CMU | CUHKSZ | Berkeley

News

  • [2025/05] 🎉 I join Waymo as a perception engineer intern.
  • [2025/04] 🎉 One paper gets accepted to CVPR2025 workshop mobile AI.
  • [2024/10] 🎉 One paper gets accepted to WACV2025.
  • [2024/08] 🎉 I join CMU Robotics Institute as a graduate student.
  • [2024/07] 🎉 One paper gets accepted to ICML2024 workshop DMLR.
  • [2022/08] 🎉 I join UC Berkeley as a visiting student.
  • [2020/09] 🎉 I join CUHKSZ as a Data Science major undergraduate.

Intro

Hi there GIF示例, I am currently a graduate student majored in Master of Computer Vision at School of Computer Science, Carnegie Mellon University. Before that, I received my B.S. degree in Data Science (CS track) at the Chinese University of Hong Kong, Shenzhen. In 2022, I was a visiting student at the Department of EECS, University of California, Berkeley.

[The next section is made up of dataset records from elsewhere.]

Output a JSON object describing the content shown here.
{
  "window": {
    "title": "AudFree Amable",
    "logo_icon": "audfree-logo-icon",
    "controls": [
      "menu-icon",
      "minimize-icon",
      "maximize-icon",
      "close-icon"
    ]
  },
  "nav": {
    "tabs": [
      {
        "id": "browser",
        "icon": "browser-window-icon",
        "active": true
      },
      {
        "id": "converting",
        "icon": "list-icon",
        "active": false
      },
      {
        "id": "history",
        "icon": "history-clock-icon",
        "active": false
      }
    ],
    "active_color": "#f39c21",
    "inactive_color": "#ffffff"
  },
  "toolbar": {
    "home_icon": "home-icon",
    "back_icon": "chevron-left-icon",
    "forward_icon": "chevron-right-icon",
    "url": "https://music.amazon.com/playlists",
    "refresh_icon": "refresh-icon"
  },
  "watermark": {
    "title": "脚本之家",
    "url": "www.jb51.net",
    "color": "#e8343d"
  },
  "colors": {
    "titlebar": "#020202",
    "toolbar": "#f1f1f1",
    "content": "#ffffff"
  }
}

My professional and research interest lies in Computer Vision and Robotics Learning, aiming to enhance robots' 3D perception. I have the honor of being advised by Prof. Allen Yang from the OpenARK Lab at the Department of EECS, University of California, Berkeley. I was also honored to be advised by Dr. Jianlong Fu from the Multimedia Search and Mining Group, at Microsoft Research Asia, Beijing, China. My research areas include Vision-Language Model, 3D Computer Vision and VR/AR/MR. I would like to explore more interesting areas in 3D perception and Vision Foundation Model in the future!

You can find my CV here!

Research

Research Interest: 3D Computer Vision, Vision-Language Model, and VR/AR/MR

2024

Transferring Foundation Models for Generalizable Robotic Manipulation
Jiange Yang, Wenhui Tan, Chuhao Jin, Keling Yao, Bei Liu, Jianlong Fu, Ruihua Song, Gangshan Wu, Limin Wang
WACV, 2025 (Oral)
[arXiv] [code] [Video]

We propose a novel paradigm that effectively leverages language-reasoning segmentation mask generated by internet-scale foundation models, to condition robot manipulation tasks.

Robust Digital-Twin Localization via An RGBD-based Transformer Network and A Comprehensive Evaluation on a Mobile Dataset
Zixun Huang*, Keling Yao*, Seth Z. Zhao, Chuanyu Pan, Allen Y. Yang
CVPR@MAI, 2025
ICML@DMLR, 2024
[project page] [code] [arXiv] [Video]

We propose a transformer-based 6DoF pose estimator designed to achieve state-of-the-art accuracy under real-world noisy data. To systematically validate the new solution's performance against the prior art, we also introduce a novel RGBD dataset called Digital Twin Tracking Dataset v2 (DTTD2).